I was just googling problems for this. This is what I found.
When do I use LCM and when do I use GCF?
Do we want to split things into smaller sections?
Are we trying to figure out how many people we can invite?
Are we trying to arrange something in rows or groups?
Do we have an event that will be repeating over and over?
Will we have to purchase or get multiple items in order to have enough?
Are we trying to figure out when something will happen again at the same time?
Shannon is making identical balloon arrangements for a party. She has 32 maroon balloons, 24 white balloons, and 16 orange balloons. She wants each arrangement to have the same number of each color. What is the greatestnumber of arrangements that she can make if every balloon is used?
Bridget has swimming lessons every fifth day and diving lessons every third day. If she had a swimming lesson and a diving lesson on May 5, when will be the next date on which she has both swimming and diving lessons?
Boxes that are 12 inches tall are being stacked next to boxes that are 18 inches tall. What is the shortest height at which the two stacks will be the same height?
You are making pumpkin pies for the bake sale. Piecrusts are sold in packages of 3. Pie filling is sold in 4-can packages. What is the least number of piecrusts and filling that you can buy to have the same number of each?
How many of packages of each should you buy?
Thank you very much for this example! It really helped. I have used planets' orbits for LCM as well. I also use an example of three friends wanting to spend their next day off of work together for LCM. One friend works 5 days with one day off, the next 6 days with one day off, and the last 7 days with one day off. If they just enjoyed a day off together, how many days until the time when they can enjoy a communal day off?
I see the hot dog/bun example for explaining real world use of the lcm but I don't understand it. I used prime factorization for 10,8 and end up with lcm = 2x5x2x2 = 40. So 40 is the lcm of 10 and 8. Now if I buy 40 packs of hot dogs that is 400 hot dogs and 40 packs of buns is 320 buns. I am 80 buns shy for my 400 dogs. I don't understand.
I would have missed the principle behind it if you hadn't stated the 400 issue. It's not 400 hotdogs and 400 buns. It's 40 hot dogs and 40 buns. 40/8=5 & 40/10=4. Therefore, it's five packs of hot dogs and four packs of buns.
another good one is something like ...
KSHE radio plays top hits all weekend. They have been playing the new song by "RUcool" every 18 minutes. KDHX has been playing the new song every 24 minutes. If they both play the song at 3:00 PM, when will the next time be that they play the song at the same time?

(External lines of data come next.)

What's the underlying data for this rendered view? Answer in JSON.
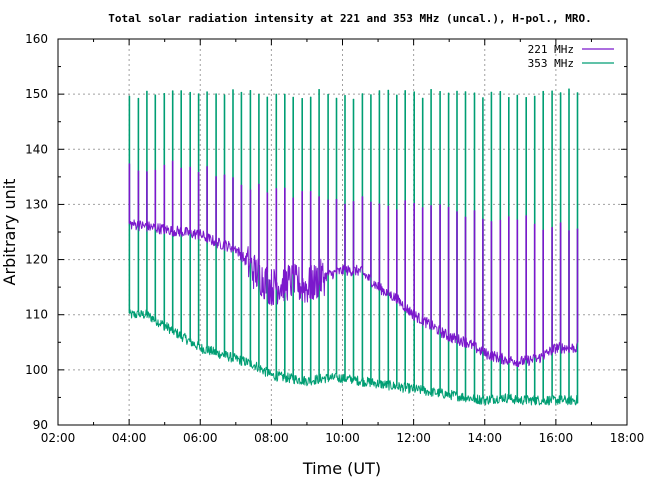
{
  "chart_data": {
    "type": "line",
    "title": "Total solar radiation intensity at 221 and 353 MHz (uncal.), H-pol., MRO.",
    "xlabel": "Time (UT)",
    "ylabel": "Arbitrary unit",
    "xlim": [
      2,
      18
    ],
    "ylim": [
      90,
      160
    ],
    "x_ticks": [
      "02:00",
      "04:00",
      "06:00",
      "08:00",
      "10:00",
      "12:00",
      "14:00",
      "16:00",
      "18:00"
    ],
    "y_ticks": [
      "90",
      "100",
      "110",
      "120",
      "130",
      "140",
      "150",
      "160"
    ],
    "grid": true,
    "legend_position": "top-right",
    "series": [
      {
        "name": "221 MHz",
        "color": "#7b18cc",
        "x": [
          4.0,
          4.5,
          5.0,
          5.5,
          6.0,
          6.5,
          7.0,
          7.5,
          8.0,
          8.5,
          9.0,
          9.5,
          10.0,
          10.5,
          11.0,
          11.5,
          12.0,
          12.5,
          13.0,
          13.5,
          14.0,
          14.5,
          15.0,
          15.5,
          16.0,
          16.6
        ],
        "values": [
          126.5,
          126,
          125.5,
          125,
          124.5,
          123,
          122,
          118,
          115,
          116,
          115,
          117,
          118,
          118,
          115,
          113,
          110,
          108,
          106,
          105,
          103,
          102,
          101.5,
          102,
          104,
          104
        ],
        "spike_peaks": [
          137,
          136,
          137,
          136,
          136,
          135,
          134,
          133,
          133,
          132,
          132,
          131,
          131,
          131,
          130,
          130,
          130,
          129,
          129,
          128,
          128,
          127,
          127,
          127,
          126,
          126
        ]
      },
      {
        "name": "353 MHz",
        "color": "#009e73",
        "x": [
          4.0,
          4.5,
          5.0,
          5.5,
          6.0,
          6.5,
          7.0,
          7.5,
          8.0,
          8.5,
          9.0,
          9.5,
          10.0,
          10.5,
          11.0,
          11.5,
          12.0,
          12.5,
          13.0,
          13.5,
          14.0,
          14.5,
          15.0,
          15.5,
          16.0,
          16.6
        ],
        "values": [
          110,
          110,
          108,
          106,
          104,
          103,
          102,
          101,
          99,
          98.5,
          98,
          98.5,
          98.5,
          98,
          97.5,
          97,
          96.5,
          96,
          95.5,
          95,
          94.5,
          95,
          94.5,
          94.5,
          94.5,
          94.5
        ],
        "spike_peaks": [
          150,
          150,
          150,
          150,
          150,
          150,
          150,
          150,
          150,
          150,
          150,
          150,
          150,
          150,
          150,
          150,
          150,
          150,
          150,
          150,
          150,
          150,
          150,
          150,
          150,
          150
        ]
      }
    ]
  }
}
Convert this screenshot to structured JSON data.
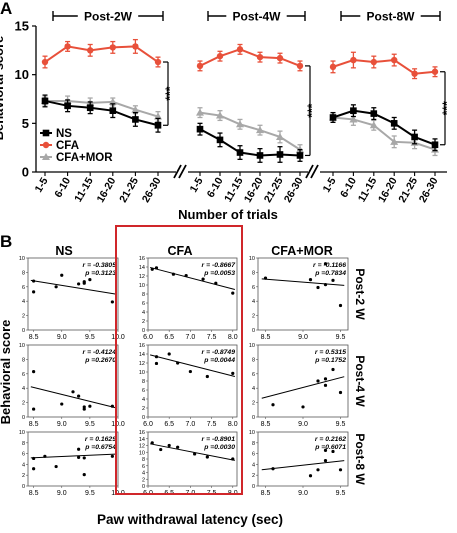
{
  "colors": {
    "ns": "#000000",
    "cfa": "#e8503a",
    "mor": "#a8a8a8",
    "highlight": "#d0262a"
  },
  "panel_labels": {
    "a": "A",
    "b": "B"
  },
  "chart_data": [
    {
      "type": "line",
      "title": "",
      "xlabel": "Number of trials",
      "ylabel": "Behavioral score",
      "ylim": [
        0,
        15
      ],
      "yticks": [
        0,
        5,
        10,
        15
      ],
      "categories": [
        "1-5",
        "6-10",
        "11-15",
        "16-20",
        "21-25",
        "26-30"
      ],
      "legend": {
        "placement": "bottom-left",
        "entries": [
          "NS",
          "CFA",
          "CFA+MOR"
        ]
      },
      "significance": "***",
      "panels": [
        {
          "title": "Post-2W",
          "series": [
            {
              "name": "NS",
              "values": [
                7.3,
                6.8,
                6.6,
                6.3,
                5.4,
                4.8
              ],
              "err": [
                0.6,
                0.6,
                0.6,
                0.7,
                0.7,
                0.7
              ]
            },
            {
              "name": "CFA",
              "values": [
                11.3,
                12.9,
                12.5,
                12.8,
                12.9,
                11.3
              ],
              "err": [
                0.6,
                0.5,
                0.6,
                0.6,
                0.7,
                0.5
              ]
            },
            {
              "name": "CFA+MOR",
              "values": [
                7.3,
                7.3,
                7.1,
                7.2,
                6.4,
                5.7
              ],
              "err": [
                0.4,
                0.5,
                0.5,
                0.4,
                0.4,
                0.5
              ]
            }
          ]
        },
        {
          "title": "Post-4W",
          "series": [
            {
              "name": "NS",
              "values": [
                4.4,
                3.3,
                2.0,
                1.7,
                1.8,
                1.7
              ],
              "err": [
                0.6,
                0.7,
                0.7,
                0.7,
                0.8,
                0.6
              ]
            },
            {
              "name": "CFA",
              "values": [
                10.9,
                11.9,
                12.6,
                11.8,
                11.7,
                10.9
              ],
              "err": [
                0.5,
                0.5,
                0.5,
                0.5,
                0.5,
                0.5
              ]
            },
            {
              "name": "CFA+MOR",
              "values": [
                6.1,
                5.8,
                4.9,
                4.3,
                3.6,
                2.3
              ],
              "err": [
                0.5,
                0.5,
                0.5,
                0.5,
                0.6,
                0.5
              ]
            }
          ]
        },
        {
          "title": "Post-8W",
          "series": [
            {
              "name": "NS",
              "values": [
                5.6,
                6.3,
                6.0,
                5.0,
                3.6,
                2.8
              ],
              "err": [
                0.5,
                0.6,
                0.6,
                0.6,
                0.7,
                0.6
              ]
            },
            {
              "name": "CFA",
              "values": [
                10.8,
                11.5,
                11.3,
                11.5,
                10.1,
                10.3
              ],
              "err": [
                0.6,
                0.8,
                0.6,
                0.6,
                0.5,
                0.5
              ]
            },
            {
              "name": "CFA+MOR",
              "values": [
                5.6,
                5.4,
                4.8,
                3.1,
                3.0,
                2.3
              ],
              "err": [
                0.5,
                0.6,
                0.5,
                0.6,
                0.6,
                0.6
              ]
            }
          ]
        }
      ]
    },
    {
      "type": "scatter",
      "title": "",
      "xlabel": "Paw withdrawal latency (sec)",
      "ylabel": "Behavioral score",
      "highlight_column": "CFA",
      "columns": [
        {
          "title": "NS",
          "xlim": [
            8.4,
            10.0
          ],
          "xticks": [
            "8.5",
            "9.0",
            "9.5",
            "10.0"
          ],
          "ylim": [
            0,
            10
          ],
          "yticks": [
            0,
            2,
            4,
            6,
            8,
            10
          ]
        },
        {
          "title": "CFA",
          "xlim": [
            6.0,
            8.1
          ],
          "xticks": [
            "6.0",
            "6.5",
            "7.0",
            "7.5",
            "8.0"
          ],
          "ylim": [
            0,
            16
          ],
          "yticks": [
            0,
            2,
            4,
            6,
            8,
            10,
            12,
            14,
            16
          ]
        },
        {
          "title": "CFA+MOR",
          "xlim": [
            8.4,
            9.6
          ],
          "xticks": [
            "8.5",
            "9.0",
            "9.5"
          ],
          "ylim": [
            0,
            10
          ],
          "yticks": [
            0,
            2,
            4,
            6,
            8,
            10
          ]
        }
      ],
      "rows": [
        "Post-2 W",
        "Post-4 W",
        "Post-8 W"
      ],
      "panels": [
        {
          "column": "NS",
          "row": "Post-2 W",
          "r": "r = -0.3805",
          "p": "p =0.3123",
          "points": [
            [
              8.5,
              6.8
            ],
            [
              8.5,
              5.3
            ],
            [
              8.9,
              6.0
            ],
            [
              9.0,
              7.6
            ],
            [
              9.3,
              6.4
            ],
            [
              9.4,
              6.7
            ],
            [
              9.4,
              6.5
            ],
            [
              9.5,
              7.0
            ],
            [
              9.9,
              3.9
            ]
          ],
          "fit": [
            [
              8.45,
              6.9
            ],
            [
              9.95,
              5.0
            ]
          ]
        },
        {
          "column": "CFA",
          "row": "Post-2 W",
          "r": "r = -0.8667",
          "p": "p =0.0053",
          "points": [
            [
              6.1,
              13.5
            ],
            [
              6.2,
              13.8
            ],
            [
              6.6,
              12.4
            ],
            [
              6.9,
              12.1
            ],
            [
              7.3,
              11.3
            ],
            [
              7.6,
              10.4
            ],
            [
              8.0,
              8.2
            ]
          ],
          "fit": [
            [
              6.05,
              13.9
            ],
            [
              8.05,
              9.0
            ]
          ]
        },
        {
          "column": "CFA+MOR",
          "row": "Post-2 W",
          "r": "r = -0.1166",
          "p": "p =0.7834",
          "points": [
            [
              8.5,
              7.2
            ],
            [
              9.1,
              7.0
            ],
            [
              9.2,
              5.9
            ],
            [
              9.3,
              9.2
            ],
            [
              9.3,
              6.3
            ],
            [
              9.4,
              6.9
            ],
            [
              9.5,
              3.4
            ]
          ],
          "fit": [
            [
              8.45,
              7.1
            ],
            [
              9.55,
              6.2
            ]
          ]
        },
        {
          "column": "NS",
          "row": "Post-4 W",
          "r": "r = -0.4124",
          "p": "p =0.2670",
          "points": [
            [
              8.5,
              6.3
            ],
            [
              8.5,
              1.1
            ],
            [
              9.0,
              1.8
            ],
            [
              9.2,
              3.5
            ],
            [
              9.3,
              2.9
            ],
            [
              9.4,
              1.1
            ],
            [
              9.4,
              1.4
            ],
            [
              9.5,
              1.5
            ],
            [
              9.9,
              1.5
            ]
          ],
          "fit": [
            [
              8.45,
              4.2
            ],
            [
              9.95,
              1.3
            ]
          ]
        },
        {
          "column": "CFA",
          "row": "Post-4 W",
          "r": "r = -0.8749",
          "p": "p =0.0044",
          "points": [
            [
              6.2,
              13.4
            ],
            [
              6.2,
              11.9
            ],
            [
              6.5,
              14.0
            ],
            [
              6.7,
              12.0
            ],
            [
              7.0,
              10.1
            ],
            [
              7.4,
              9.0
            ],
            [
              8.0,
              9.7
            ]
          ],
          "fit": [
            [
              6.05,
              13.8
            ],
            [
              8.05,
              9.0
            ]
          ]
        },
        {
          "column": "CFA+MOR",
          "row": "Post-4 W",
          "r": "r = 0.5315",
          "p": "p =0.1752",
          "points": [
            [
              8.6,
              1.7
            ],
            [
              9.0,
              1.4
            ],
            [
              9.2,
              5.0
            ],
            [
              9.3,
              4.4
            ],
            [
              9.3,
              5.3
            ],
            [
              9.4,
              6.6
            ],
            [
              9.5,
              3.4
            ]
          ],
          "fit": [
            [
              8.45,
              2.6
            ],
            [
              9.55,
              5.6
            ]
          ]
        },
        {
          "column": "NS",
          "row": "Post-8 W",
          "r": "r = 0.1629",
          "p": "p =0.6754",
          "points": [
            [
              8.5,
              5.1
            ],
            [
              8.5,
              3.2
            ],
            [
              8.7,
              5.5
            ],
            [
              8.9,
              3.6
            ],
            [
              9.3,
              6.8
            ],
            [
              9.3,
              5.3
            ],
            [
              9.4,
              2.1
            ],
            [
              9.4,
              5.2
            ],
            [
              9.9,
              5.5
            ]
          ],
          "fit": [
            [
              8.45,
              5.2
            ],
            [
              9.95,
              5.9
            ]
          ]
        },
        {
          "column": "CFA",
          "row": "Post-8 W",
          "r": "r = -0.8901",
          "p": "p =0.0030",
          "points": [
            [
              6.1,
              12.8
            ],
            [
              6.3,
              10.8
            ],
            [
              6.5,
              12.0
            ],
            [
              6.7,
              11.5
            ],
            [
              7.1,
              9.5
            ],
            [
              7.4,
              8.6
            ],
            [
              8.0,
              8.0
            ]
          ],
          "fit": [
            [
              6.05,
              12.5
            ],
            [
              8.05,
              7.6
            ]
          ]
        },
        {
          "column": "CFA+MOR",
          "row": "Post-8 W",
          "r": "r = 0.2162",
          "p": "p =0.6071",
          "points": [
            [
              8.6,
              3.2
            ],
            [
              9.1,
              1.9
            ],
            [
              9.2,
              3.0
            ],
            [
              9.3,
              6.6
            ],
            [
              9.3,
              4.7
            ],
            [
              9.4,
              6.4
            ],
            [
              9.5,
              3.0
            ]
          ],
          "fit": [
            [
              8.45,
              3.0
            ],
            [
              9.55,
              4.7
            ]
          ]
        }
      ]
    }
  ]
}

I do not know but is this correct? Here I found some problems: I see the hot dog/bun example for explaining real world use of the lcm but I don't understand it. I used prime factorization for 10,8 and end up with lcm = 2x5x2x2 = 40. So 40 is the lcm of 10 and 8. Now if I buy 40 packs of hot dogs that is 400 hot dogs and 40 packs of buns is 320 buns. I am 80 buns shy for my 400 dogs. I don't understand.
40 is the number where the hotdog and the buns meet. So basically it means that u need to buy x number of hotdogs which is 4 and y number of buns which is 5. So the ans is 4 packs of hotdogs and 5 packs of buns.
They're all (great) examples of LCM. I can't for the life of me think of real world application for HCF/GCF!! (Simplifying fractions is not real world and kids quickly spot it's quicker to divide by 2 then 2 then 3 than calculate that the HCF is 12 and then divide.)